Pastor’s Pen for September 2020

From that time on, Jesus began to show his disciples that he must go to Jerusalem and undergo great suffering at the hands of the elders and chief priests and scribes, and be killed, and on the third day be raised.

– Matthew 16:21

Beloved of God,

I don’t know about you, but our household is approaching September and the resumption of Fall schedules  with a mixture of anticipation and trepidation.  In a normal year we’d be shopping for back to school clothes and classroom supplies.  Not this year.  In a normal year there’d be excitement about reconnecting in person with friends, and swapping stories about summer adventures.  Not this year.  In a normal year we’d be anticipating school bus schedules, marching band performances at football games, ultimate frisbee tournaments, music concerts, fall festivals and auctions.  Not this year.  September feels decidedly different.  The same is true for the life we share as Peace Lutheran community.  We’re being forced to adapt normal rhythms to new realities, hoping that—at the end of the day—it won’t simply feel inferior.  The excitement and anticipation we experienced one year ago as we counted down the weeks to our 75th Anniversary Celebration seems like a lifetime ago.  I can’t tell you how often I have offered prayers of thanksgiving that this milestone landed in the fall of 2019 and not in 2020!

Each fall, it’s been our custom here to mark special emphases on a half dozen Sundays—from Rally Sunday to St. Francis’s Feast Day, to Offering of Letters Sunday, Reformation, All Saints, and Christ the King.  What will things look like this year, with in-person worship not be an option for the foreseeable future?  As I write, our worship planning team is in the thick of addressing this question.  One thing’s for certain—though our worship life this Fall may not resemble what we’re used to experiencing, our faithful Lord will continue to show up—and unleash creative gifts, via the Spirit, among us.

In recent weeks, Fr. Richard Rohr has focused his daily meditations on what he calls “the universal pattern” that connects and solidifies our relationships with everything around us.  This pattern, he says, begins with ORDER, moves into DISORDER, and finally to REORDER.[1]  The laws, rules, and traditions we inherit help to establish the sense of safety and identity which is the rightful first focus on our life journey, but these cannot deliver the deeper meaning we long for.  “Sooner or later some event, person, death, idea, or relationship will enter our lives that we simply cannot deal with using our present skill set, our acquired knowledge, or our…will power. We must stumble and be brought to our knees by reality…we will and must ‘lose’ something.”  This is, Rohr writes, “the necessary pattern.” Only by being forced out of the driver’s seat can we set our feet onto the further and larger journey.

In many ways, this is what’s happening to our lives right now—individually and collectively—as the pandemic, our nation’s racist foundations, a contentious election year, and nature’s warning alarms push us further and further into DISORDER.  There is no work-around for this process; no shortcuts that can get us from ORDER to REORDER without going through DISORDER.  The only way forward for Jesus was through—through disorder, through suffering, through rejection, through death.  Only then was the stage set for resurrection—the ultimate expression of what the final stage—REORDER—is about. Having been down that road, Jesus is perfectly positioned to be our guide as we put one foot in front of the other through these uncertain times.

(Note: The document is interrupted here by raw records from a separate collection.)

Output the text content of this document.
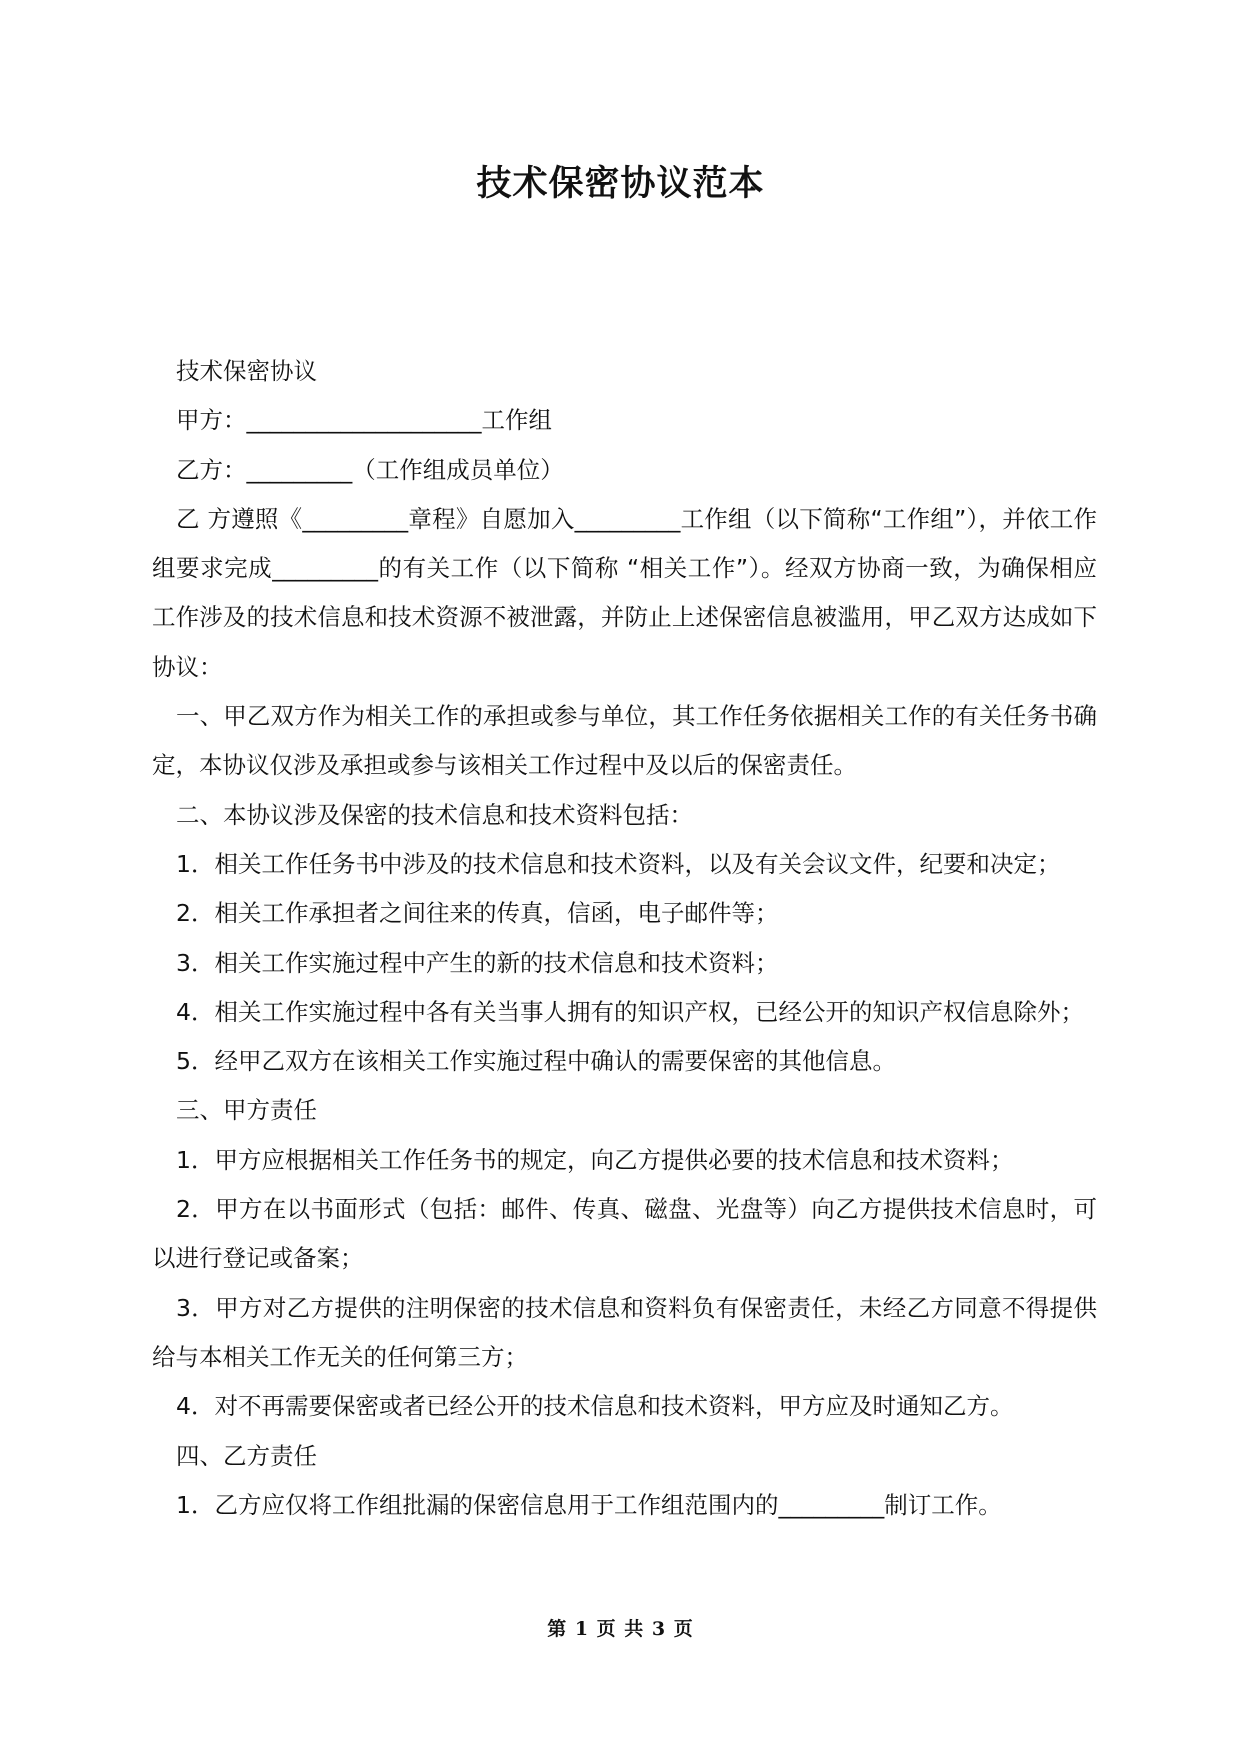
技术保密协议范本

技术保密协议

甲方：____________________工作组

乙方：_________（工作组成员单位）

乙 方遵照《_________章程》自愿加入_________工作组（以下简称“工作组”），并依工作组要求完成_________的有关工作（以下简称 “相关工作”）。经双方协商一致，为确保相应工作涉及的技术信息和技术资源不被泄露，并防止上述保密信息被滥用，甲乙双方达成如下协议：

一、甲乙双方作为相关工作的承担或参与单位，其工作任务依据相关工作的有关任务书确定，本协议仅涉及承担或参与该相关工作过程中及以后的保密责任。

二、本协议涉及保密的技术信息和技术资料包括：

1．相关工作任务书中涉及的技术信息和技术资料，以及有关会议文件，纪要和决定；

2．相关工作承担者之间往来的传真，信函，电子邮件等；

3．相关工作实施过程中产生的新的技术信息和技术资料；

4．相关工作实施过程中各有关当事人拥有的知识产权，已经公开的知识产权信息除外；

5．经甲乙双方在该相关工作实施过程中确认的需要保密的其他信息。

三、甲方责任

1．甲方应根据相关工作任务书的规定，向乙方提供必要的技术信息和技术资料；

2．甲方在以书面形式（包括：邮件、传真、磁盘、光盘等）向乙方提供技术信息时，可以进行登记或备案；

3．甲方对乙方提供的注明保密的技术信息和资料负有保密责任，未经乙方同意不得提供给与本相关工作无关的任何第三方；

4．对不再需要保密或者已经公开的技术信息和技术资料，甲方应及时通知乙方。

四、乙方责任

1．乙方应仅将工作组批漏的保密信息用于工作组范围内的_________制订工作。

第 1 页 共 3 页
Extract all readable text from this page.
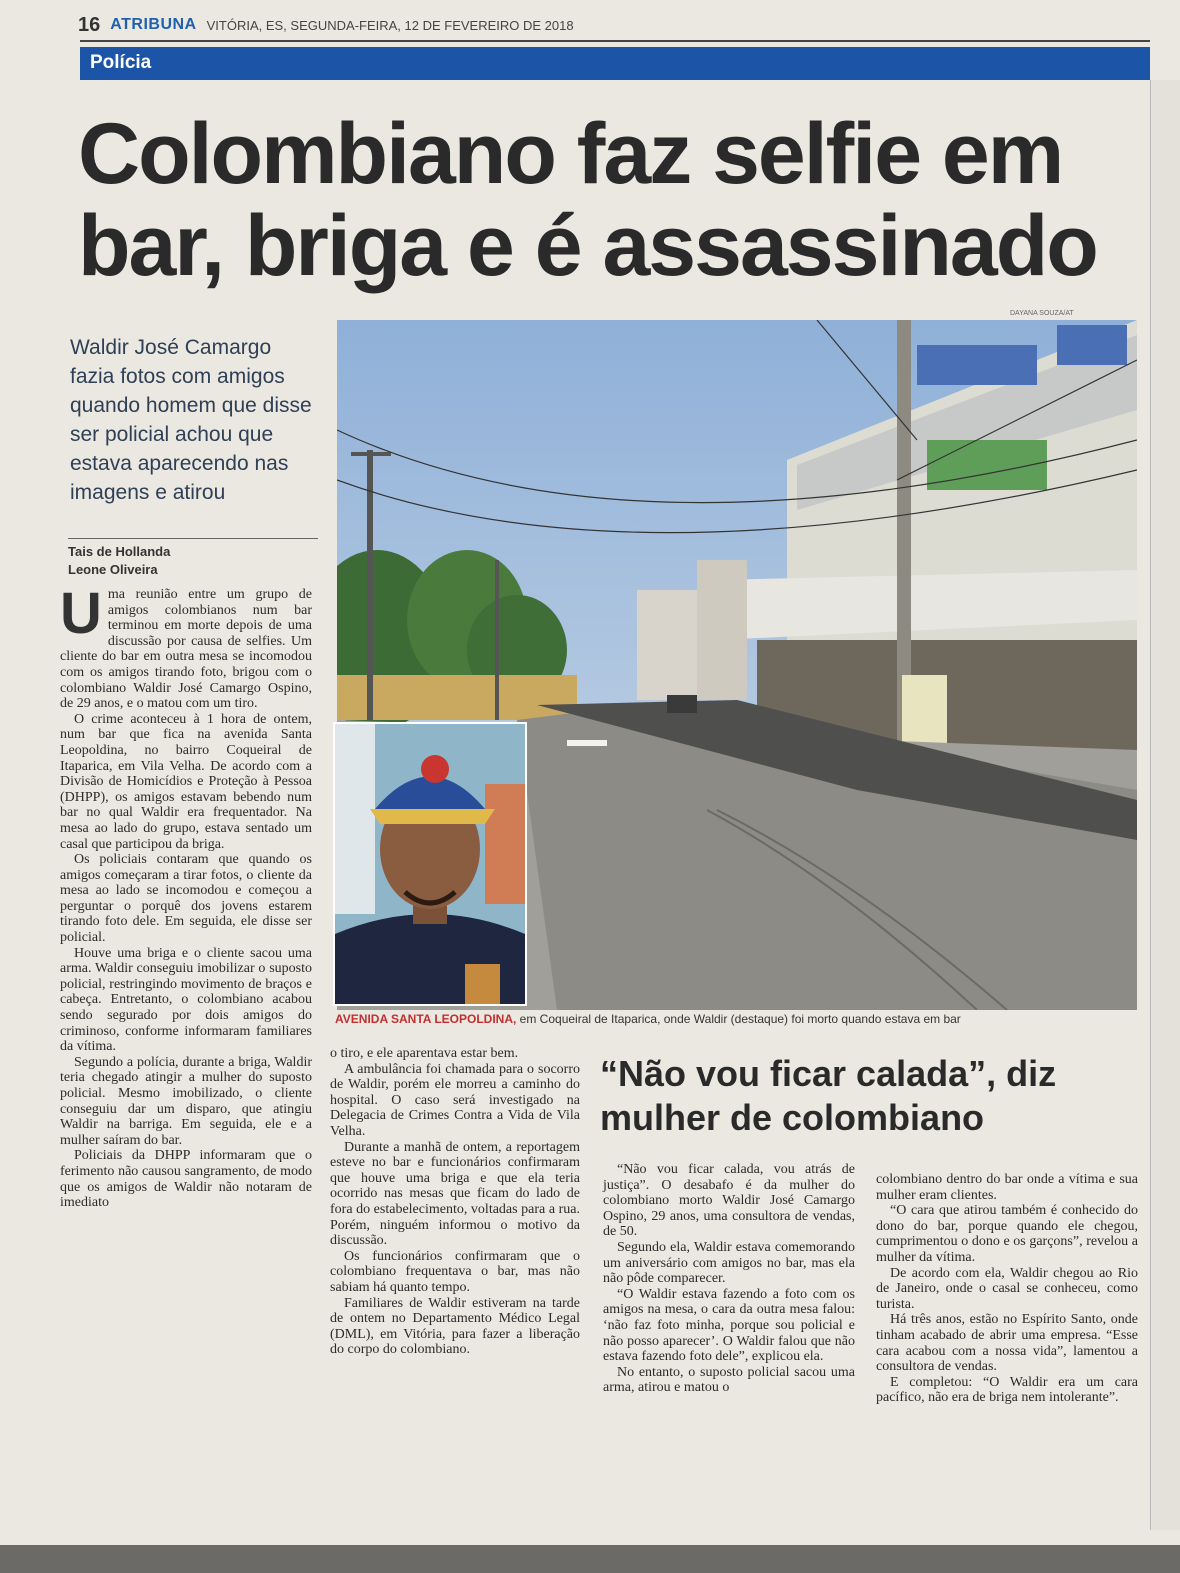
16 ATRIBUNA VITÓRIA, ES, SEGUNDA-FEIRA, 12 DE FEVEREIRO DE 2018
Polícia
Colombiano faz selfie em bar, briga e é assassinado
DAYANA SOUZA/AT

Waldir José Camargo fazia fotos com amigos quando homem que disse ser policial achou que estava aparecendo nas imagens e atirou

Tais de Hollanda
Leone Oliveira

Uma reunião entre um grupo de amigos colombianos num bar terminou em morte depois de uma discussão por causa de selfies. Um cliente do bar em outra mesa se incomodou com os amigos tirando foto, brigou com o colombiano Waldir José Camargo Ospino, de 29 anos, e o matou com um tiro.

O crime aconteceu à 1 hora de ontem, num bar que fica na avenida Santa Leopoldina, no bairro Coqueiral de Itaparica, em Vila Velha. De acordo com a Divisão de Homicídios e Proteção à Pessoa (DHPP), os amigos estavam bebendo num bar no qual Waldir era frequentador. Na mesa ao lado do grupo, estava sentado um casal que participou da briga.

Os policiais contaram que quando os amigos começaram a tirar fotos, o cliente da mesa ao lado se incomodou e começou a perguntar o porquê dos jovens estarem tirando foto dele. Em seguida, ele disse ser policial.

Houve uma briga e o cliente sacou uma arma. Waldir conseguiu imobilizar o suposto policial, restringindo movimento de braços e cabeça. Entretanto, o colombiano acabou sendo segurado por dois amigos do criminoso, conforme informaram familiares da vítima.

Segundo a polícia, durante a briga, Waldir teria chegado atingir a mulher do suposto policial. Mesmo imobilizado, o cliente conseguiu dar um disparo, que atingiu Waldir na barriga. Em seguida, ele e a mulher saíram do bar.

Policiais da DHPP informaram que o ferimento não causou sangramento, de modo que os amigos de Waldir não notaram de imediato

AVENIDA SANTA LEOPOLDINA, em Coqueiral de Itaparica, onde Waldir (destaque) foi morto quando estava em bar

o tiro, e ele aparentava estar bem.

A ambulância foi chamada para o socorro de Waldir, porém ele morreu a caminho do hospital. O caso será investigado na Delegacia de Crimes Contra a Vida de Vila Velha.

Durante a manhã de ontem, a reportagem esteve no bar e funcionários confirmaram que houve uma briga e que ela teria ocorrido nas mesas que ficam do lado de fora do estabelecimento, voltadas para a rua. Porém, ninguém informou o motivo da discussão.

Os funcionários confirmaram que o colombiano frequentava o bar, mas não sabiam há quanto tempo.

Familiares de Waldir estiveram na tarde de ontem no Departamento Médico Legal (DML), em Vitória, para fazer a liberação do corpo do colombiano.

“Não vou ficar calada”, diz mulher de colombiano

“Não vou ficar calada, vou atrás de justiça”. O desabafo é da mulher do colombiano morto Waldir José Camargo Ospino, 29 anos, uma consultora de vendas, de 50.

Segundo ela, Waldir estava comemorando um aniversário com amigos no bar, mas ela não pôde comparecer.

“O Waldir estava fazendo a foto com os amigos na mesa, o cara da outra mesa falou: ‘não faz foto minha, porque sou policial e não posso aparecer’. O Waldir falou que não estava fazendo foto dele”, explicou ela.

No entanto, o suposto policial sacou uma arma, atirou e matou o

colombiano dentro do bar onde a vítima e sua mulher eram clientes.

“O cara que atirou também é conhecido do dono do bar, porque quando ele chegou, cumprimentou o dono e os garçons”, revelou a mulher da vítima.

De acordo com ela, Waldir chegou ao Rio de Janeiro, onde o casal se conheceu, como turista.

Há três anos, estão no Espírito Santo, onde tinham acabado de abrir uma empresa. “Esse cara acabou com a nossa vida”, lamentou a consultora de vendas.

E completou: “O Waldir era um cara pacífico, não era de briga nem intolerante”.
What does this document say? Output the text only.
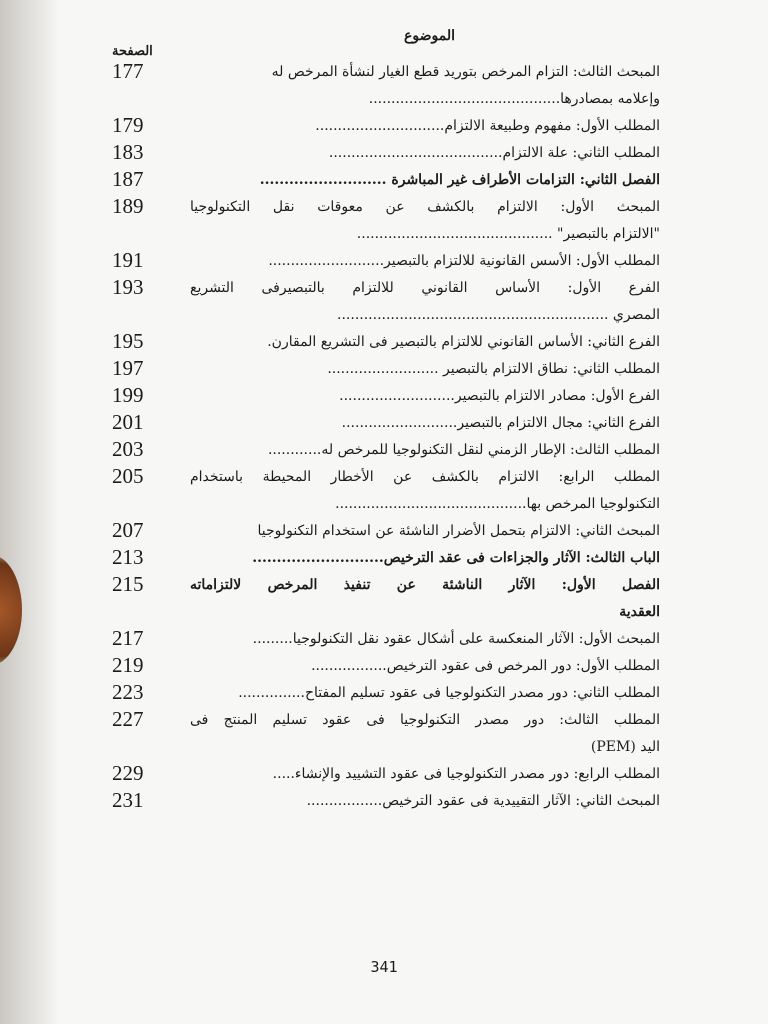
الموضوع
الصفحة
177	المبحث الثالث: التزام المرخص بتوريد قطع الغيار لنشأة المرخص له
وإعلامه بمصادرها...........................................
179	المطلب الأول: مفهوم وطبيعة الالتزام.............................
183	المطلب الثاني: علة الالتزام.......................................
187	الفصل الثاني: التزامات الأطراف غير المباشرة ..........................
189	المبحث الأول: الالتزام بالكشف عن معوقات نقل التكنولوجيا
"الالتزام بالتبصير" ............................................
191	المطلب الأول: الأسس القانونية للالتزام بالتبصير..........................
193	الفرع الأول: الأساس القانوني للالتزام بالتبصيرفى التشريع
المصري .............................................................
195	الفرع الثاني: الأساس القانوني للالتزام بالتبصير فى التشريع المقارن.
197	المطلب الثاني: نطاق الالتزام بالتبصير .........................
199	الفرع الأول: مصادر الالتزام بالتبصير..........................
201	الفرع الثاني: مجال الالتزام بالتبصير..........................
203	المطلب الثالث: الإطار الزمني لنقل التكنولوجيا للمرخص له............
205	المطلب الرابع: الالتزام بالكشف عن الأخطار المحيطة باستخدام
التكنولوجيا المرخص بها...........................................
207	المبحث الثاني: الالتزام بتحمل الأضرار الناشئة عن استخدام التكنولوجيا
213	الباب الثالث: الآثار والجزاءات فى عقد الترخيص...........................
215	الفصل الأول: الآثار الناشئة عن تنفيذ المرخص لالتزاماته
العقدية
217	المبحث الأول: الآثار المنعكسة على أشكال عقود نقل التكنولوجيا.........
219	المطلب الأول: دور المرخص فى عقود الترخيص.................
223	المطلب الثاني: دور مصدر التكنولوجيا فى عقود تسليم المفتاح...............
227	المطلب الثالث: دور مصدر التكنولوجيا فى عقود تسليم المنتج فى
اليد (PEM)
229	المطلب الرابع: دور مصدر التكنولوجيا فى عقود التشييد والإنشاء.....
231	المبحث الثاني: الآثار التقييدية فى عقود الترخيص.................
341
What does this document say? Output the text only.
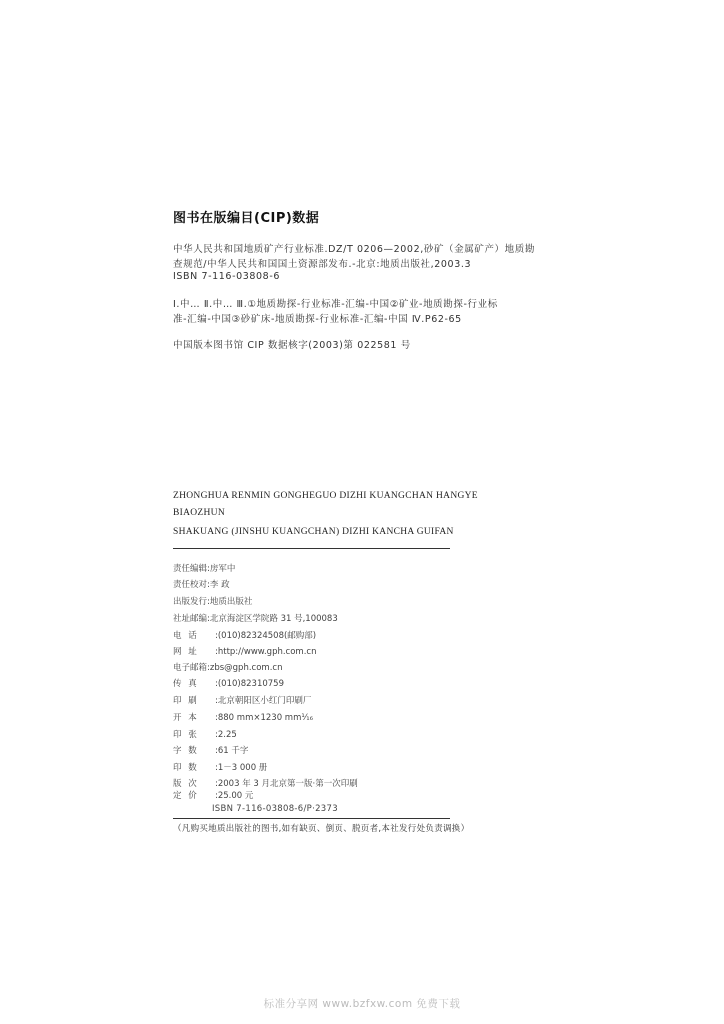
图书在版编目(CIP)数据
中华人民共和国地质矿产行业标准.DZ/T 0206—2002,砂矿（金属矿产）地质勘
查规范/中华人民共和国国土资源部发布.-北京:地质出版社,2003.3
ISBN 7-116-03808-6
Ⅰ.中… Ⅱ.中… Ⅲ.①地质勘探-行业标准-汇编-中国②矿业-地质勘探-行业标
准-汇编-中国③砂矿床-地质勘探-行业标准-汇编-中国 Ⅳ.P62-65
中国版本图书馆 CIP 数据核字(2003)第 022581 号
ZHONGHUA RENMIN GONGHEGUO DIZHI KUANGCHAN HANGYE
BIAOZHUN
SHAKUANG (JINSHU KUANGCHAN) DIZHI KANCHA GUIFAN
责任编辑:房军中
责任校对:李 政
出版发行:地质出版社
社址邮编:北京海淀区学院路 31 号,100083
电 话 :(010)82324508(邮购部)
网 址 :http://www.gph.com.cn
电子邮箱:zbs@gph.com.cn
传 真 :(010)82310759
印 刷 :北京朝阳区小红门印刷厂
开 本 :880 mm×1230 mm¹⁄₁₆
印 张 :2.25
字 数 :61 千字
印 数 :1－3 000 册
版 次 :2003 年 3 月北京第一版·第一次印刷
定 价 :25.00 元
ISBN 7-116-03808-6/P·2373
（凡购买地质出版社的图书,如有缺页、倒页、脱页者,本社发行处负责调换）
标准分享网 www.bzfxw.com 免费下载
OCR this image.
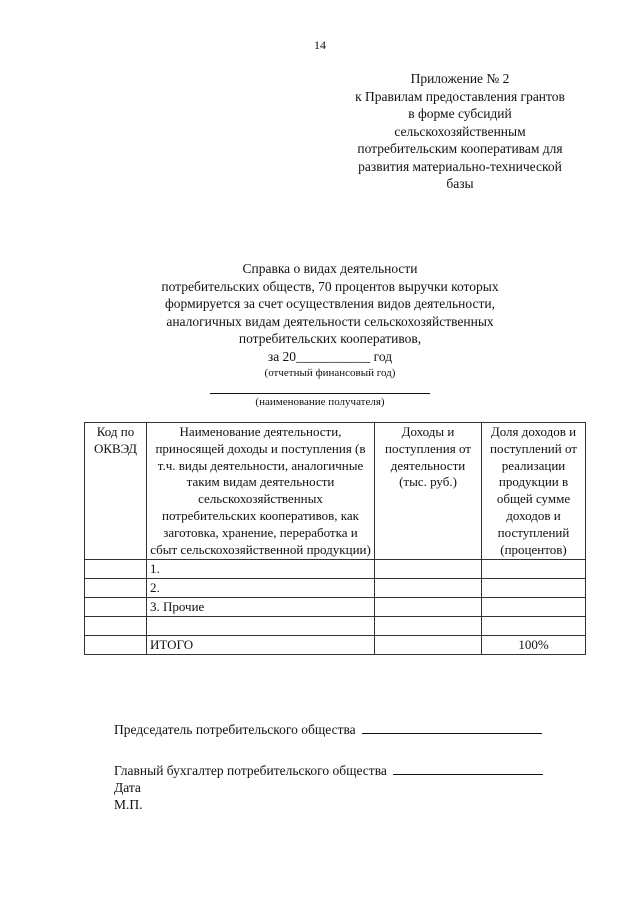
14
Приложение № 2
к Правилам предоставления грантов
в форме субсидий
сельскохозяйственным
потребительским кооперативам для
развития материально-технической
базы
Справка о видах деятельности
потребительских обществ, 70 процентов выручки которых
формируется за счет осуществления видов деятельности,
аналогичных видам деятельности сельскохозяйственных
потребительских кооперативов,
за 20___________ год
(отчетный финансовый год)
(наименование получателя)
Код по ОКВЭД	Наименование деятельности, приносящей доходы и поступления (в т.ч. виды деятельности, аналогичные таким видам деятельности сельскохозяйственных потребительских кооперативов, как заготовка, хранение, переработка и сбыт сельскохозяйственной продукции)	Доходы и поступления от деятельности (тыс. руб.)	Доля доходов и поступлений от реализации продукции в общей сумме доходов и поступлений (процентов)
	1.		
	2.		
	3. Прочие		

	ИТОГО		100%
Председатель потребительского общества
Главный бухгалтер потребительского общества
Дата
М.П.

Being bound to him in baptism means we can count on the chaos of DISORDER intruding into our story, as it did his.  But we can also trust that DISORDER is not the final place where this unfolding story is meant to rest.  The courage we gain from having him as our companion enables us not to flee the DISORDER, but to call it out, to name it, to see it clearly; and then to commit ourselves to respond with compassion and justice—holding both together as Jesus himself did.